The Red Cross is faced with a "real challenge" following the Rohingya refugee crisis triggered by violence in Myanmar's Rakhine State, a senior official of the international humanitarian organisation has said.
"The specificity of the situation is that only the Red Cross and Red Crescent movement is allowed to work in Rakhine State as humanitarian help," Christine Beerli, Vice President of the International Committee of the Red Cross (ICRC), told IANS in an interview.
"So, it is a real challenge because the needs are big, the situation is tense," said Beerli, who was here to attend the International Conference on Certain Conventional Weapons.
More than 625,000 Rohingyas have fled to neighbouring Bangladesh since violence erupted in Rakhine late in August.
The minority Rohingya community does not enjoy citizenship in Myanmar and is sparingly given refugee status in Bangladesh.
Human rights monitors accused Myanmar's military of atrocities against the minority population during its clearance operations following Rohingya militants' August 25 attacks on multiple government posts.

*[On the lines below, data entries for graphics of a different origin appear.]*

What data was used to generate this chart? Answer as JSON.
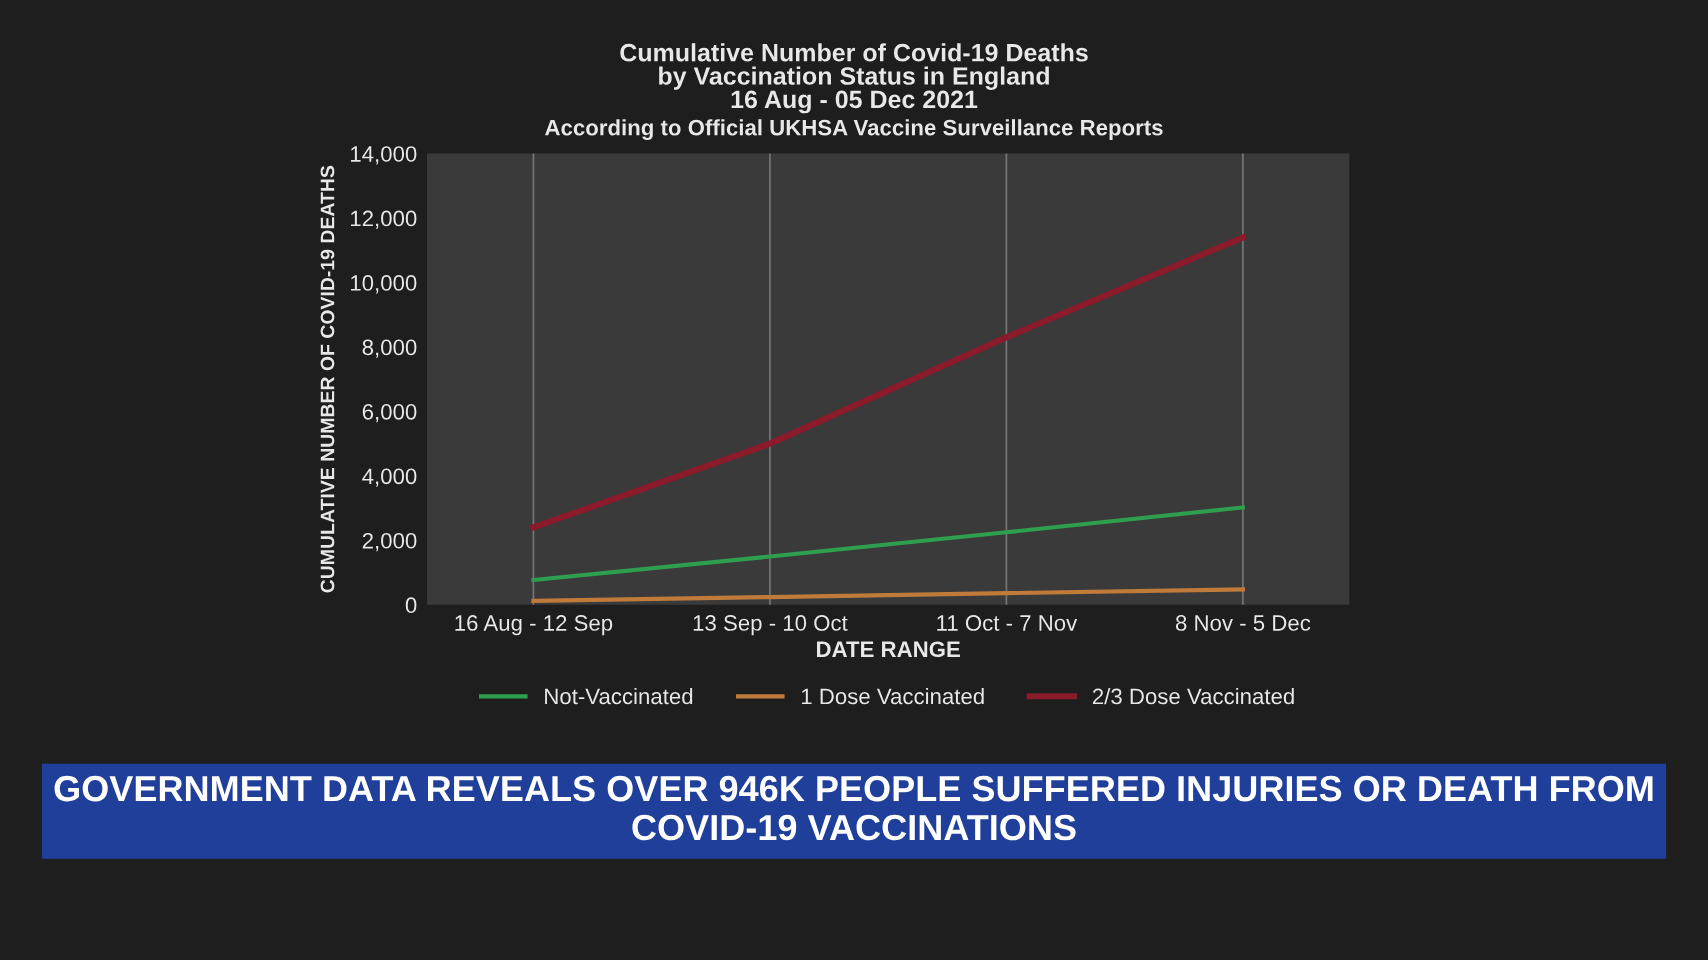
{
  "chart_data": {
    "type": "line",
    "title": "Cumulative Number of Covid-19 Deaths\nby Vaccination Status in England\n16 Aug - 05 Dec 2021",
    "subtitle": "According to Official UKHSA Vaccine Surveillance Reports",
    "xlabel": "DATE RANGE",
    "ylabel": "CUMULATIVE NUMBER OF COVID-19 DEATHS",
    "categories": [
      "16 Aug - 12 Sep",
      "13 Sep - 10 Oct",
      "11 Oct - 7 Nov",
      "8 Nov - 5 Dec"
    ],
    "series": [
      {
        "name": "Not-Vaccinated",
        "color": "#2e9e4f",
        "values": [
          770,
          1500,
          2250,
          3020
        ]
      },
      {
        "name": "1 Dose Vaccinated",
        "color": "#c07a3a",
        "values": [
          120,
          240,
          360,
          480
        ]
      },
      {
        "name": "2/3 Dose Vaccinated",
        "color": "#8b1a2b",
        "values": [
          2400,
          5000,
          8300,
          11400
        ]
      }
    ],
    "ylim": [
      0,
      14000
    ],
    "yticks": [
      {
        "value": 0,
        "label": "0"
      },
      {
        "value": 2000,
        "label": "2,000"
      },
      {
        "value": 4000,
        "label": "4,000"
      },
      {
        "value": 6000,
        "label": "6,000"
      },
      {
        "value": 8000,
        "label": "8,000"
      },
      {
        "value": 10000,
        "label": "10,000"
      },
      {
        "value": 12000,
        "label": "12,000"
      },
      {
        "value": 14000,
        "label": "14,000"
      }
    ],
    "grid": "x",
    "legend": "bottom",
    "marker": "none",
    "line_style": "solid",
    "annotations": [
      "GOVERNMENT DATA REVEALS OVER 946K PEOPLE SUFFERED INJURIES OR DEATH FROM COVID-19 VACCINATIONS"
    ]
  }
}
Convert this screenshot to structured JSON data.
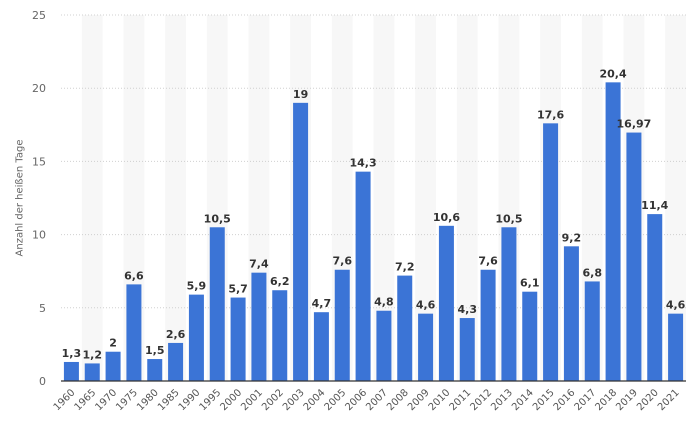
{
  "chart_data": {
    "type": "bar",
    "title": "",
    "xlabel": "",
    "ylabel": "Anzahl der heißen Tage",
    "ylim": [
      0,
      25
    ],
    "yticks": [
      0,
      5,
      10,
      15,
      20,
      25
    ],
    "grid": true,
    "legend": null,
    "bar_color": "#3b74d6",
    "categories": [
      "1960",
      "1965",
      "1970",
      "1975",
      "1980",
      "1985",
      "1990",
      "1995",
      "2000",
      "2001",
      "2002",
      "2003",
      "2004",
      "2005",
      "2006",
      "2007",
      "2008",
      "2009",
      "2010",
      "2011",
      "2012",
      "2013",
      "2014",
      "2015",
      "2016",
      "2017",
      "2018",
      "2019",
      "2020",
      "2021"
    ],
    "values": [
      1.3,
      1.2,
      2,
      6.6,
      1.5,
      2.6,
      5.9,
      10.5,
      5.7,
      7.4,
      6.2,
      19,
      4.7,
      7.6,
      14.3,
      4.8,
      7.2,
      4.6,
      10.6,
      4.3,
      7.6,
      10.5,
      6.1,
      17.6,
      9.2,
      6.8,
      20.4,
      16.97,
      11.4,
      4.6
    ],
    "value_labels": [
      "1,3",
      "1,2",
      "2",
      "6,6",
      "1,5",
      "2,6",
      "5,9",
      "10,5",
      "5,7",
      "7,4",
      "6,2",
      "19",
      "4,7",
      "7,6",
      "14,3",
      "4,8",
      "7,2",
      "4,6",
      "10,6",
      "4,3",
      "7,6",
      "10,5",
      "6,1",
      "17,6",
      "9,2",
      "6,8",
      "20,4",
      "16,97",
      "11,4",
      "4,6"
    ]
  }
}
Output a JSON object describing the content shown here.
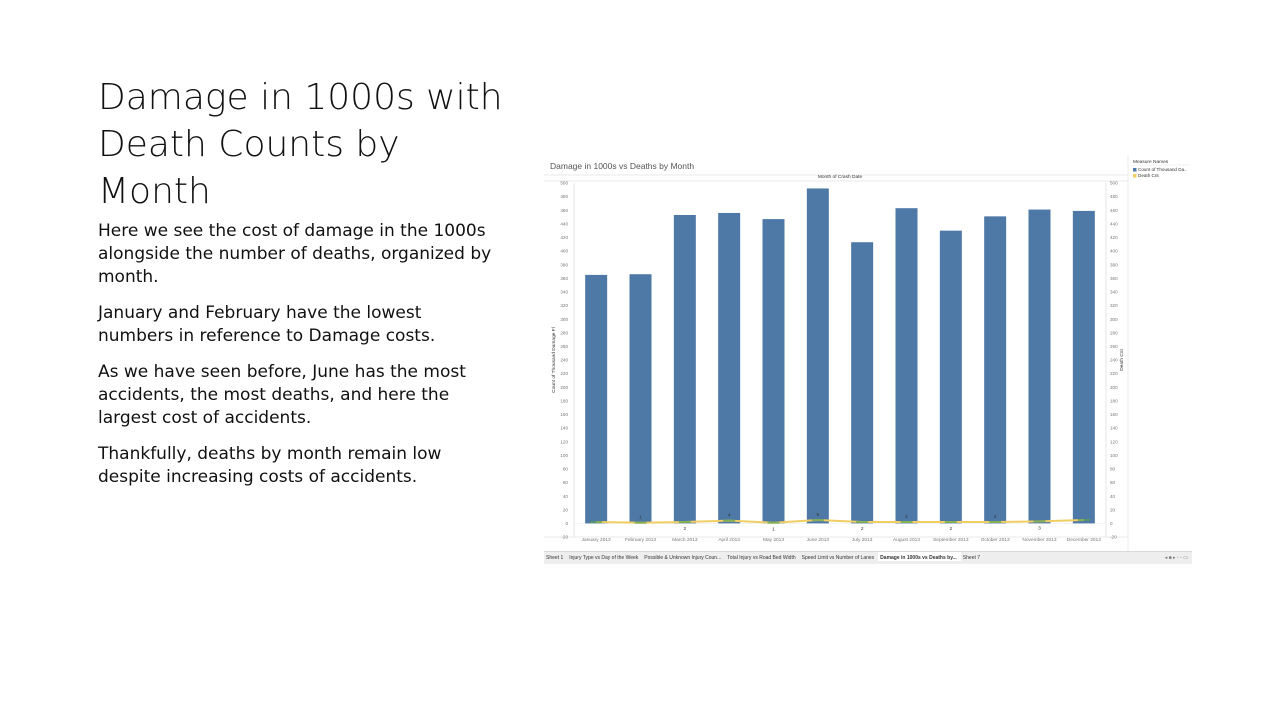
{
  "slide": {
    "title": "Damage in 1000s with Death Counts by Month",
    "paragraphs": [
      "Here we see the cost of damage in the 1000s alongside the number of deaths, organized by month.",
      "January and February have the lowest numbers in reference  to Damage costs.",
      "As we have seen before, June has the most accidents, the most deaths, and here the largest cost of accidents.",
      "Thankfully, deaths by month remain low despite increasing costs of accidents."
    ]
  },
  "worksheet": {
    "title": "Damage in 1000s vs Deaths by Month",
    "header": "Month of Crash Date",
    "legend_title": "Measure Names",
    "tabs": [
      "Sheet 1",
      "Injury Type vs Day of the Week",
      "Possible & Unknown Injury Coun...",
      "Total Injury vs Road Bed Width",
      "Speed Limit vs Number of Lanes",
      "Damage in 1000s vs Deaths by...",
      "Sheet 7"
    ],
    "active_tab": 5,
    "tab_controls": "◂ ■ ▸ ▫ ▫ ▭"
  },
  "chart_data": {
    "type": "bar",
    "categories": [
      "January 2013",
      "February 2013",
      "March 2013",
      "April 2013",
      "May 2013",
      "June 2013",
      "July 2013",
      "August 2013",
      "September 2013",
      "October 2013",
      "November 2013",
      "December 2013"
    ],
    "series": [
      {
        "name": "Count of Thousand Da..",
        "type": "bar",
        "axis": "left",
        "color": "#4e79a7",
        "values": [
          365,
          366,
          453,
          456,
          447,
          492,
          413,
          463,
          430,
          451,
          461,
          459
        ]
      },
      {
        "name": "Death Cnt",
        "type": "line",
        "axis": "right",
        "color": "#f1ce63",
        "values": [
          2,
          1,
          2,
          4,
          1,
          5,
          2,
          2,
          2,
          2,
          3,
          5
        ]
      }
    ],
    "point_labels": [
      "",
      "1",
      "2",
      "4",
      "1",
      "5",
      "2",
      "2",
      "2",
      "2",
      "3",
      ""
    ],
    "ylabel": "Count of Thousand Damage Fl",
    "ylabel_right": "Death Cnt",
    "ylim": [
      -20,
      500
    ],
    "ylim_right": [
      -20,
      500
    ],
    "yticks": [
      -20,
      0,
      20,
      40,
      60,
      80,
      100,
      120,
      140,
      160,
      180,
      200,
      220,
      240,
      260,
      280,
      300,
      320,
      340,
      360,
      380,
      400,
      420,
      440,
      460,
      480,
      500
    ],
    "grid": false,
    "legend_position": "right"
  }
}
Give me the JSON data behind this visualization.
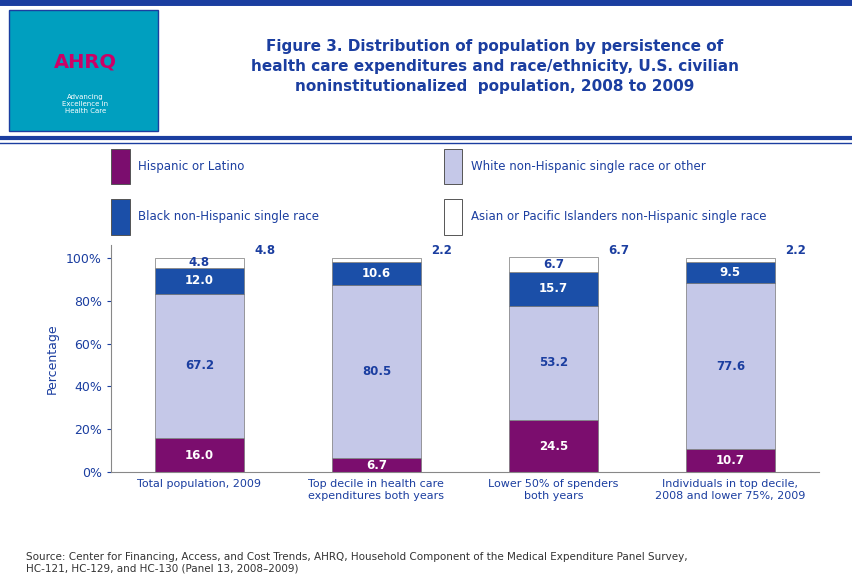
{
  "title": "Figure 3. Distribution of population by persistence of\nhealth care expenditures and race/ethnicity, U.S. civilian\nnoninstitutionalized  population, 2008 to 2009",
  "categories": [
    "Total population, 2009",
    "Top decile in health care\nexpenditures both years",
    "Lower 50% of spenders\nboth years",
    "Individuals in top decile,\n2008 and lower 75%, 2009"
  ],
  "series": {
    "Hispanic or Latino": [
      16.0,
      6.7,
      24.5,
      10.7
    ],
    "White non-Hispanic single race or other": [
      67.2,
      80.5,
      53.2,
      77.6
    ],
    "Black non-Hispanic single race": [
      12.0,
      10.6,
      15.7,
      9.5
    ],
    "Asian or Pacific Islanders non-Hispanic single race": [
      4.8,
      2.2,
      6.7,
      2.2
    ]
  },
  "colors": {
    "Hispanic or Latino": "#7B0D6E",
    "White non-Hispanic single race or other": "#C5C8E8",
    "Black non-Hispanic single race": "#1B4FA8",
    "Asian or Pacific Islanders non-Hispanic single race": "#FFFFFF"
  },
  "legend_order": [
    "Hispanic or Latino",
    "White non-Hispanic single race or other",
    "Black non-Hispanic single race",
    "Asian or Pacific Islanders non-Hispanic single race"
  ],
  "ylabel": "Percentage",
  "yticks": [
    0,
    20,
    40,
    60,
    80,
    100
  ],
  "yticklabels": [
    "0%",
    "20%",
    "40%",
    "60%",
    "80%",
    "100%"
  ],
  "source_text": "Source: Center for Financing, Access, and Cost Trends, AHRQ, Household Component of the Medical Expenditure Panel Survey,\nHC-121, HC-129, and HC-130 (Panel 13, 2008–2009)",
  "bar_width": 0.5,
  "background_color": "#FFFFFF",
  "border_color": "#1B3EA0",
  "title_color": "#1B3EA0",
  "axis_color": "#1B3EA0",
  "label_fontsize": 8.5,
  "title_fontsize": 11
}
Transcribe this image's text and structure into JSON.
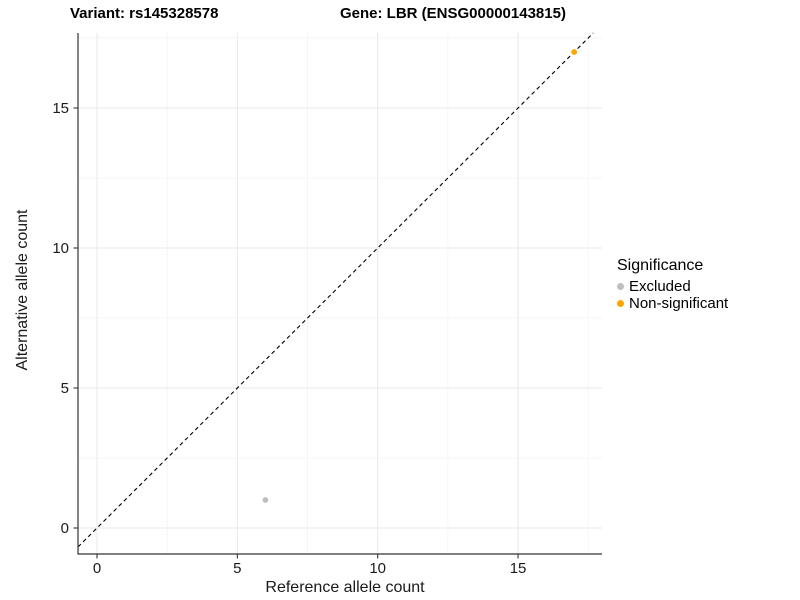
{
  "titles": {
    "left": "Variant: rs145328578",
    "right": "Gene: LBR (ENSG00000143815)"
  },
  "chart_data": {
    "type": "scatter",
    "xlabel": "Reference allele count",
    "ylabel": "Alternative allele count",
    "xlim": [
      -0.68,
      18.0
    ],
    "ylim": [
      -0.93,
      17.68
    ],
    "xticks": [
      0,
      5,
      10,
      15
    ],
    "yticks": [
      0,
      5,
      10,
      15
    ],
    "minor_xticks": [
      2.5,
      7.5,
      12.5,
      17.5
    ],
    "minor_yticks": [
      2.5,
      7.5,
      12.5,
      17.5
    ],
    "grid": true,
    "identity_line": {
      "equation": "y = x",
      "style": "dashed",
      "color": "#000000"
    },
    "series": [
      {
        "name": "Excluded",
        "color": "#BEBEBE",
        "points": [
          {
            "x": 6,
            "y": 1
          }
        ]
      },
      {
        "name": "Non-significant",
        "color": "#FFA500",
        "points": [
          {
            "x": 17,
            "y": 17
          }
        ]
      }
    ],
    "legend": {
      "title": "Significance",
      "position": "right"
    },
    "colors": {
      "axis_line": "#333333",
      "major_grid": "#e8e8e8",
      "minor_grid": "#f3f3f3",
      "tick": "#333333"
    }
  }
}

Last month, however, Bangladesh Foreign Minister Abul Hassan Mahmood Ali and Minister for the Office of the State Counsellor of Myanmar Kyaw Tint Swe signed a memorandum of understanding (MoU) in Nay Pyi Taw for the return of these refugees.
India has maintained that the issue should be handled in a humane manner, development activities should be initiated in Rakhine and conditions should be created for the safe and secure return of the refugees to their homes. New Delhi has also sent relief material for the refugees in both Rakhine and Bangladesh.
Stating that the Red Cross was working on both sides of the border between Myanmar and Bangladesh, Beerli said that "we try really to do as a movement the best we can".
"For a long time they (the Rohingya refugees) were in a certain sense caught in no man's land," she stated. "One of my colleagues told me how he was there and helped in food distribution, and how we can help these people in this situation."
Beerli said that with the Cox's Bazar refugee camp filled up with over 600,000 people, the Red Cross has found itself in a difficult situation.
"Nobody knows exactly how it will go on. You hear a lot of different opinions and we have to see if it will be possible for these people to go back," she said.
Stating that the Red Cross would never influence these people, the ICRC Vice President said that it was for them to decide "in their free will to go wherever they want to go or stay where they want to work".
"We are just helping and looking that they survive and they are not caught in a bad situation," she said.
Asked if the Red Cross was talking with the authorities in Myanmar, Beerli said that her organisation has been talking with all the parties in the midst of this problematic situation.
"We are not a political institution... The definitive solutions have always to be found by the politicians. Peace can only be made by the politicians. We are humanitarians."
Asked about India's role in the current scenario, Beerli declined to comment, but said that India as a neighbour was well aware of the situation in Myanmar.
"We are working together with the Indian Red Cross and we are happy to have them as partner," she said.
While the Red Cross is working with 80 foreign staff and 546 local staff in Myanmar, there are 21 foreign staff and 68 local staff in Bangladesh.